Le processus qui a mené au nom actuel du passage est lié à une tradition orale de migrants. À la suite de la révolution russe de 1917, des réfugiés russes appauvris, y compris des femmes de la noblesse, ont trouvé refuge dans le passage pendant les années de l’armistice pour échapper au harcèlement des soldats occupants, vendant des fleurs pour gagner leur vie. Dans les années 1940, des ventes aux enchères de fleurs s’y déroulaient, et les habitants ont commencé à l’appeler Çiçek Pasajı (le Passage des Fleurs).

Au fil du temps, le caractère du passage a changé.
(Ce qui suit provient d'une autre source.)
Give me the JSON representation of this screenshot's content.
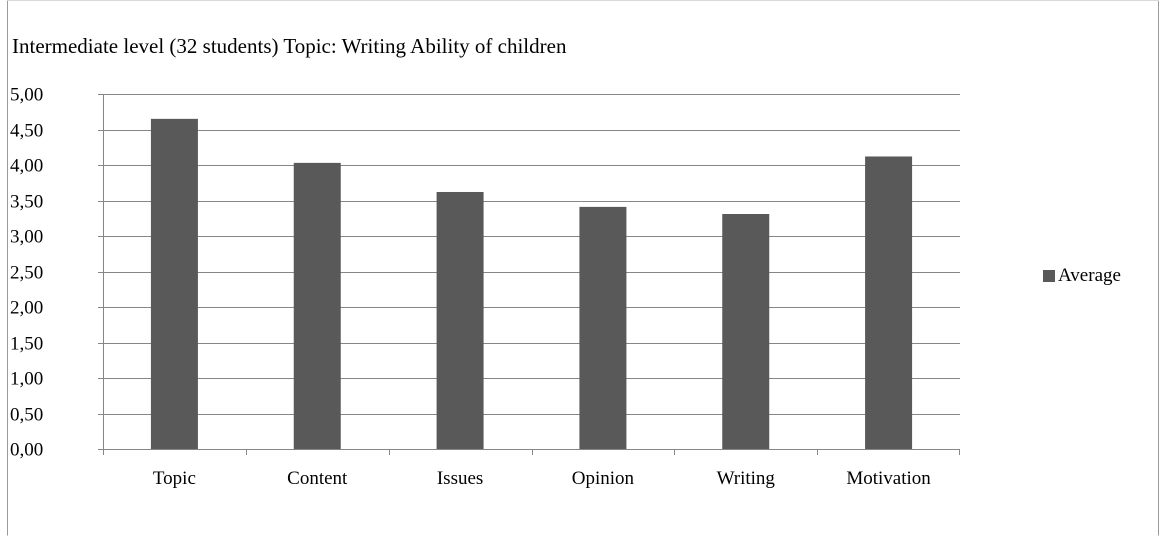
{
  "chart_data": {
    "type": "bar",
    "title": "Intermediate level (32 students) Topic: Writing Ability of children",
    "categories": [
      "Topic",
      "Content",
      "Issues",
      "Opinion",
      "Writing",
      "Motivation"
    ],
    "series": [
      {
        "name": "Average",
        "values": [
          4.65,
          4.03,
          3.62,
          3.41,
          3.31,
          4.12
        ]
      }
    ],
    "ylim": [
      0,
      5
    ],
    "yticks": [
      "0,00",
      "0,50",
      "1,00",
      "1,50",
      "2,00",
      "2,50",
      "3,00",
      "3,50",
      "4,00",
      "4,50",
      "5,00"
    ],
    "xlabel": "",
    "ylabel": "",
    "grid": true,
    "legend_position": "right",
    "colors": {
      "bar": "#595959",
      "grid": "#868686",
      "axis": "#868686"
    }
  }
}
À partir des années 1940, les caves àvin et les pubs ont attiré les foules principales, en commençant par la cave de Yorgo, suivie d’endroits populaires comme la brasserie Nektar. À la fin des années 1950, les fleuristes ont déménagé dans d’autres rues et le passage a pleinement adopté une identité de taverne.

Ayant connu des tragédies au cours de son histoire, le bâtiment négligé a subi un effondrement soudain dans la nuit du 10 mai 1978, faisant 12 morts. Resté en ruines jusqu’en 1988, il a été restauré fidèlement à sa forme d’origine grâce aux initiatives de la municipalité et de l’Association pour la préservation et l’embellissement du Çiçek Pasajı, suivies d’autres rénovations en 2005 et 2022.

Le Çiçek Pasajı a évolué non seulement comme un lieu commercial et architectural, mais aussi comme un repaire fréquenté par des figures célèbres de la littérature turque, notamment Yahya Kemal, Faruk Nafiz Çamlıbel, Sait Faik, Orhan Veli et Oğuz Atay, ancrant profondément l’endroit dans les récits littéraires.

Aujourd’hui, les visiteurs d’Istanbul marchant depuis l’avenue İstiklal peuvent traverser les couloirs voûtés de cette arcade historique, en examinant les caryatides ornées et l’horloge de la façade. Préservant les traces du passé à travers ses restaurants et son atmosphère animée, le lieu offre aux visiteurs une expérience à la fois historique et culturelle.